Faethm operates at a level of abstraction that most HR platforms do not reach — and that creates a clear buyer type. The primary users of Faethm outputs are not HR operations teams managing current workforce processes. They are workforce strategy functions, transformation offices, chief people officers advising boards, and government policy units making capability investment decisions at sector or economy level. Organisations where those functions exist with genuine decision-making authority, and where workforce planning is connected to strategy and funding rather than treated as an HR administrative exercise, are where Faethm delivers its intended value.

Australian market context

Faethm’s strongest Australian market fit is in the public sector, higher education, defence and large enterprises in sectors facing structural workforce transformation — financial services, energy, resources and telecommunications. Government departments and universities have been early and consistent adopters, reflecting the platform’s alignment with policy-driven workforce strategy where decisions require longitudinal data and quantified evidence rather than short-term hiring forecasts. Australia’s national skills shortage context, and the associated policy focus on reskilling and redeployment, creates a supportive environment for the platform’s use case. Faethm’s Australian origins — Sydney-founded, with ongoing Australian operations — mean it has genuine local market knowledge and government sector relationships that offshore platforms typically lack.

Considerations

Faethm requires a different internal ownership model from most HR platforms. The primary stakeholders are workforce strategy, transformation or policy leaders rather than HR operations teams, and successful adoption depends on executive sponsorship for long-term workforce design and a clear mandate to link strategy, capability development and funding decisions. Organisations without those conditions — where workforce planning is owned by HR operations without executive strategic mandate, or where planning horizons are primarily annual — will find the platform’s long-range modelling difficult to connect to actionable decisions.

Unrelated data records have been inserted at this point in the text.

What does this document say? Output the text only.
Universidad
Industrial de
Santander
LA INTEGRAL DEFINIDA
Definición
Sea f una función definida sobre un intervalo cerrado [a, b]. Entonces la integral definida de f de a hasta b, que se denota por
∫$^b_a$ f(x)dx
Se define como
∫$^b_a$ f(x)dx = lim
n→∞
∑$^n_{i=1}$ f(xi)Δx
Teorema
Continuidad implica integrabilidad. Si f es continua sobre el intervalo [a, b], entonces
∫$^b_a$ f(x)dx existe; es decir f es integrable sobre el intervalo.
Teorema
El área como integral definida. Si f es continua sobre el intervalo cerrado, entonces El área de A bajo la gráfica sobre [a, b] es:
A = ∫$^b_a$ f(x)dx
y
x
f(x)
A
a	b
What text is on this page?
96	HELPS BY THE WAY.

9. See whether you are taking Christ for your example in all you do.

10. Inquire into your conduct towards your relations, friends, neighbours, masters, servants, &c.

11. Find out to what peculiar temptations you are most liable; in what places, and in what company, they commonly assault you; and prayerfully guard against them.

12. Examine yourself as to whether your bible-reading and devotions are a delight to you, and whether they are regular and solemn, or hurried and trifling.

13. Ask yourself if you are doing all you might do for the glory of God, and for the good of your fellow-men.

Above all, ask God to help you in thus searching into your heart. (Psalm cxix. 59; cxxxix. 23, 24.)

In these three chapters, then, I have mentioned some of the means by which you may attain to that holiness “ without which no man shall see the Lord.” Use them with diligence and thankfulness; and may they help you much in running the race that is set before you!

The platform is also not a transactional execution tool. It informs the investment and policy decisions that determine which capabilities an organisation needs to build — the execution of redeployment programs, reskilling initiatives and talent pipeline development requires separate capability, whether internal or through partner providers. Buyers should be clear about what they are purchasing: a strategic planning intelligence tool, not a workforce management system.

Who it suits

Faethm is best suited to large Australian enterprises and public sector organisations — typically 1,000 employees and above — that are managing multi-year transformation, automation transition or capability redesign programs, and that have a workforce strategy function with executive mandate to plan over a five-to-ten year horizon. Government agencies, defence organisations, universities and large employers in sectors experiencing structural disruption are its most natural Australian buyers. Organisations seeking operational workforce planning, internal mobility execution or transactional HR functionality should look elsewhere in this category — Faethm’s value is in defining what the future workforce needs to look like, not in managing the current one.